O'Reilly, 55, who was sued for alleged sexual harassment last week by a 33-year-old producer, is host of the highest-rated show on the highest-rated cable news channel. (He also broadcasts on radio two hours daily.)

The sex in the O'Reilly case, like everyone's, is somewhat risible -- replace thong in the Oval Office with loofah in the Caribbean to get an idea. The long verbatim quotes in the complaint suggests that Andrea Mackris, the woman bringing the suit, has audiotapes. Add a nice dollop of hypocrisy on the part of a family-values proponent in an ostensibly happy marriage and you've got yourself a good month's worth of shows featuring lawyers, counselors and clergy chewing the whole thing over.

But the O'Reilly scandal lacks one critical factor to drive it forward: constant coverage on "The O'Reilly Factor." There's no bigger scold or sterner values enforcer on TV than O'Reilly -- he feasted on Bill Clinton like no other -- and ordinarily he'd be on top such a story. Unless, of course, he was the one sitting in the eye of the storm.

To be fair, right after he filed a preemptive extortion claim against Mackris and her lawyer, he briefly mentioned his predicament on his show, without denying the charges or pressing himself on whether they were true.

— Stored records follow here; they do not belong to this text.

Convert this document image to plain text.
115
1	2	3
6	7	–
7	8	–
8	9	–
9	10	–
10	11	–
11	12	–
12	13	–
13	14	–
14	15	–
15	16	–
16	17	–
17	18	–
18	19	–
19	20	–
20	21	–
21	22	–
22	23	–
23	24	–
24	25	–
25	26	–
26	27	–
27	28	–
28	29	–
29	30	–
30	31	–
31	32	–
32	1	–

Otherwise, a hush has fallen over the Fox News commentariat, and its brothers and sisters in arms. Apparently, there's no morals police to police the morals police. I like to scold as much as the next person, but when the shocker about virtues czar Bill Bennett gambling away hundreds of thousands of dollars came out, I didn't demand he stop gambling, just that he stop scolding the rest of us for the vices we try but sometimes fail to overcome. Ditto for Rush Limbaugh, who needed treatment for his addiction, not prison.

Right-wingers, of course, were late to the cause of sexual harassment. (Remember how they were convinced that Anita Hill was just trying to lynch Clarence Thomas?) They didn't embrace it until Paula Jones did, and then they worked it to nearly lynch a Democratic president.